First and foremost on the lips of pundits on Capitol Hill is the matter of social security: White House aides will have you believe that it's in crisis, and needs to be reformed urgently, while Democratic leaders from across the aisle, such as former vice-presidential candidate Joe Lieberman, are more temperate about this issue. So, tongues are wagging: what to do about this problem?

In my lecturing days, I used to examine the fallibility of this elaborate system of social-insurance in terms of the following analogy: If your house is on fire, you better get out! The students in my courses, after I would spring this on them with great aplomb, would often look quizzically at one another. The confusion and dismay on their university-trained faces was priceless. And then, of course, an outspoken student would inevitably question my analogy: "Professor Preminger, why would you assume going into the argument that the system is inherently flawed? Is there not room for debate on the solvency of the New Deal's greatest social legacy?"

While I was technically a guest-lecturer and not a full-fledged professor, I wouldn't take issue with the phrasing of their questions, and would instead drop the following pearl of wisdom: Social Security, I'd say while putting down my chalk and tugging delicately at my tie (an act which would often leave white marks across my chest), functions as a system of economic redistribution, whereby payments are guaranteed to those who contribute during the course of their lifetime. And what had we learned from the (then-recent) collapse of Polish and Romanian communism, other than that systems of economic redistribution must ultimately result in a subsequent economic collapse that in turn leads to said nation exporting its teenaged daughters abroad to appear in Western pornographic films? Is this the sort of legacy of social security with which we want to be burdened as Americans?

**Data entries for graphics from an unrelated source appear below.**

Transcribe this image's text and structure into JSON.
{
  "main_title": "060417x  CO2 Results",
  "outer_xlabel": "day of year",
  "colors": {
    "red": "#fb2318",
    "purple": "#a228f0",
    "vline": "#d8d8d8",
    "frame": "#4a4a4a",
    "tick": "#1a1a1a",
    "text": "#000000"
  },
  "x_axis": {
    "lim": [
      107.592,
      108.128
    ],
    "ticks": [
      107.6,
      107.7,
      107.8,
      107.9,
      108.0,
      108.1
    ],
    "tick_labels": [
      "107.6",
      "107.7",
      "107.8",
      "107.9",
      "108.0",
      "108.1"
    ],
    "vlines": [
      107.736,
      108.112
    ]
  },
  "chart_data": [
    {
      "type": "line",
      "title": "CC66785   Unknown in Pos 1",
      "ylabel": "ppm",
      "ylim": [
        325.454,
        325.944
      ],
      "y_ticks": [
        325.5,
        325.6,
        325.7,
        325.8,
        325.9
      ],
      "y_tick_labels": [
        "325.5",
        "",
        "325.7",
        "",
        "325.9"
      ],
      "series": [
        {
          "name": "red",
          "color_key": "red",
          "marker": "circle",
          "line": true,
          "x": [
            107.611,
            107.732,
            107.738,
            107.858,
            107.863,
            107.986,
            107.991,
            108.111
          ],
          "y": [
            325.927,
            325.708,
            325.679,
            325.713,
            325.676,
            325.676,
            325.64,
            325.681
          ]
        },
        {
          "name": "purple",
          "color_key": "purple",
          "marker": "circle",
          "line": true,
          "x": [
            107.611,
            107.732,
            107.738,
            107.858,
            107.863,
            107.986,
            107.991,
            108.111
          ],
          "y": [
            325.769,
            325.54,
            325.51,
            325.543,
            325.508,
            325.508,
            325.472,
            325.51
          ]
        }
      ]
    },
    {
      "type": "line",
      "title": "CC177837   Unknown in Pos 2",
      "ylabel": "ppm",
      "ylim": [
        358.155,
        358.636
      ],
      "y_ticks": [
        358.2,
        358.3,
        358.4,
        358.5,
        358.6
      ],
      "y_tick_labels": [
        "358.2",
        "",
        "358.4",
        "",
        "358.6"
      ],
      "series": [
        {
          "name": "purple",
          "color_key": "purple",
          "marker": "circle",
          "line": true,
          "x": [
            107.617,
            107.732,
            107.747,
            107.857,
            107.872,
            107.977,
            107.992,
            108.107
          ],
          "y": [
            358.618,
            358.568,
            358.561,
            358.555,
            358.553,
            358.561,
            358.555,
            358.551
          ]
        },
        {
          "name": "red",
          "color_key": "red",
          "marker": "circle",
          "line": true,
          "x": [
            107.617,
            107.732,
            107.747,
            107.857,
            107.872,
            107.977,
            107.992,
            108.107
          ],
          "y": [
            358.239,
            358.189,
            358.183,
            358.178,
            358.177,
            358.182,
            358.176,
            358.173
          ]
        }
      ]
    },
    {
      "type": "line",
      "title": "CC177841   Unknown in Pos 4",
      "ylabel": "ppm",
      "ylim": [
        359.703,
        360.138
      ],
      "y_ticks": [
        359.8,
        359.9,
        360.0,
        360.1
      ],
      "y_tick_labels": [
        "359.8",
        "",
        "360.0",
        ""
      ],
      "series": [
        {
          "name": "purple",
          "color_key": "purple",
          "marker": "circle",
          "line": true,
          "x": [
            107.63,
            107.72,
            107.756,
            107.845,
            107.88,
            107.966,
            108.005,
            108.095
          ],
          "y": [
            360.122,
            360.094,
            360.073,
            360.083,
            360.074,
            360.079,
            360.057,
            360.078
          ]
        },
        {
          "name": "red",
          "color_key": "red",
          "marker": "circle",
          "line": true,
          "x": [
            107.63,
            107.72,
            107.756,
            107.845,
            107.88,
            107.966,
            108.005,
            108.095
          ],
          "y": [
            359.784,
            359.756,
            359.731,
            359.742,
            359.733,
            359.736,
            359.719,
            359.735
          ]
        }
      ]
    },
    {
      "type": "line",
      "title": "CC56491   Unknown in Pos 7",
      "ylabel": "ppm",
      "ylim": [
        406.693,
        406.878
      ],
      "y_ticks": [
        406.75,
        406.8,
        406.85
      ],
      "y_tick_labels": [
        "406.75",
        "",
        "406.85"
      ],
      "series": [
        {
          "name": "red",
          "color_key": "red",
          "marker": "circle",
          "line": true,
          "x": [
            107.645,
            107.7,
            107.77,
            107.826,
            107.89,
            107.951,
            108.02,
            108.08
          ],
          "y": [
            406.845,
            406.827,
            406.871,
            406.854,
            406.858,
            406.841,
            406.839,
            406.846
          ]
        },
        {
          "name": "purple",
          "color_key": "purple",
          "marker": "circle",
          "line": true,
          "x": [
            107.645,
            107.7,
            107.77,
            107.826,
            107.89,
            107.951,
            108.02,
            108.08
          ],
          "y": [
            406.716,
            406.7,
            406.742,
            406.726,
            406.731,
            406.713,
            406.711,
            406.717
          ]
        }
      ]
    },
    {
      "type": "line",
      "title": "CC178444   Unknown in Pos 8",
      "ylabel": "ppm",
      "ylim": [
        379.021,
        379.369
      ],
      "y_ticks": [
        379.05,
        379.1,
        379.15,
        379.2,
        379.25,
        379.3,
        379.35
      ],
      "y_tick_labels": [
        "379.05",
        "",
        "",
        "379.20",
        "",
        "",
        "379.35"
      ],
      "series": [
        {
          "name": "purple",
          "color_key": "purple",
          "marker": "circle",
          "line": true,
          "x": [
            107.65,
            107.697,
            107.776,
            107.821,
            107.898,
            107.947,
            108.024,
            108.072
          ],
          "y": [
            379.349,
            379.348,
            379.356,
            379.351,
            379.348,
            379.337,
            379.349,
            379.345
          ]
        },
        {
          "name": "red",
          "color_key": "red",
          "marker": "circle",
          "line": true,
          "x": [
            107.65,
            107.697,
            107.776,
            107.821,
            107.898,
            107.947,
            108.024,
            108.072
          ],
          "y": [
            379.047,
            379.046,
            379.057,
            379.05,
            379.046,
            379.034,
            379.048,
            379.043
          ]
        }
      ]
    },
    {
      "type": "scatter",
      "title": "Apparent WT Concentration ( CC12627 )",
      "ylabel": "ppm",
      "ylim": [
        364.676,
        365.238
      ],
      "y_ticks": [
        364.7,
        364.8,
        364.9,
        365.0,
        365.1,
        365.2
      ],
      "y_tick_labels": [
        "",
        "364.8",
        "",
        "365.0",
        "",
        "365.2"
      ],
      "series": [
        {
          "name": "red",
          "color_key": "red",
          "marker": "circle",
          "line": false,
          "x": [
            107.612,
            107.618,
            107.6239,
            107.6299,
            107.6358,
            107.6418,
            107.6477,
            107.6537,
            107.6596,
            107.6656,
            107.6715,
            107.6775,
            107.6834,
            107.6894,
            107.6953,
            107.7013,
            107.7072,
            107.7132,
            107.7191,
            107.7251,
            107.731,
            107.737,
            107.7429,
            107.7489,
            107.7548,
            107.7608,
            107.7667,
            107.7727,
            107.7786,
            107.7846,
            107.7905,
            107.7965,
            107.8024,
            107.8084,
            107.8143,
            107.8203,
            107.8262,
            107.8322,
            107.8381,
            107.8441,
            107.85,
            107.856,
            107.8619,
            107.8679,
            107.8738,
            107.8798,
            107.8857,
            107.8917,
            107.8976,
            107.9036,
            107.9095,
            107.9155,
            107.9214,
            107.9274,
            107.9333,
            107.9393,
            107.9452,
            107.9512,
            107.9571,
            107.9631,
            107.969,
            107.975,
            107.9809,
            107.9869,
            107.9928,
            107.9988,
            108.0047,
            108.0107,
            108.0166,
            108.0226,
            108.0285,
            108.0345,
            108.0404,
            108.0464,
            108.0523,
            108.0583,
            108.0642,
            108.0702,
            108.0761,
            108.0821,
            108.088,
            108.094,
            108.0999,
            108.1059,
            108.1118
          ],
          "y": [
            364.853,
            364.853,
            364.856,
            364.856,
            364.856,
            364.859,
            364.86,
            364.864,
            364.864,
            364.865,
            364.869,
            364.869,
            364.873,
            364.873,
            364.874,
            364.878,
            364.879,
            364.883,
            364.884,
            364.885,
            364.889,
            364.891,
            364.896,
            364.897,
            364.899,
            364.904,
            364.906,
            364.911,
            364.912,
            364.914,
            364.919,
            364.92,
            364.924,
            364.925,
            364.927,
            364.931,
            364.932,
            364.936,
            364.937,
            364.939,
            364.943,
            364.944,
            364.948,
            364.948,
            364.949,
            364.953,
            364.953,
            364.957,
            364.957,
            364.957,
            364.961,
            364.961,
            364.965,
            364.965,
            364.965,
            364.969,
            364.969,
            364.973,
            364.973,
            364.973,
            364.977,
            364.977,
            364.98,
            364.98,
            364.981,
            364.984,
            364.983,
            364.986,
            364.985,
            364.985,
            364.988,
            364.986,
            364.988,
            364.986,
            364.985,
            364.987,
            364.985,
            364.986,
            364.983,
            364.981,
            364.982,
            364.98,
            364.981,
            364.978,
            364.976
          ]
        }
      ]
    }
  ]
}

When making this last point, I would always be sure to peer directly at the various co-eds scattered throughout the lecture hall. I wanted them to understand that their livelihoods as future lawyers, doctors, and housewives were in danger if we didn't open our minds to the prospect of, say, privatizing our support network for the nation's elderly. (Also, I should add as an afterthought, women are perfectly capable of being lab technicians, programmers, and construction foremen, just to be clear. I don't want the low culture ombudsman to be over-inundated with anxious remarks from yippity feminists.)

So, returning to the point at hand, social security: is this a net that can afford to catch each and everyone of us, or has this system of public subsidies left the roping on this allegorical net dispersed so widely apart that we will all fall through the cracks someday in the not-too-distant future? And what is under this net, but the vast expanse of the Sea of Lonely Death?

That, my friends, lovers, and countrymen, is a pool in which I don't want to go swimming.

Posted in a Grave, Satirical fashion.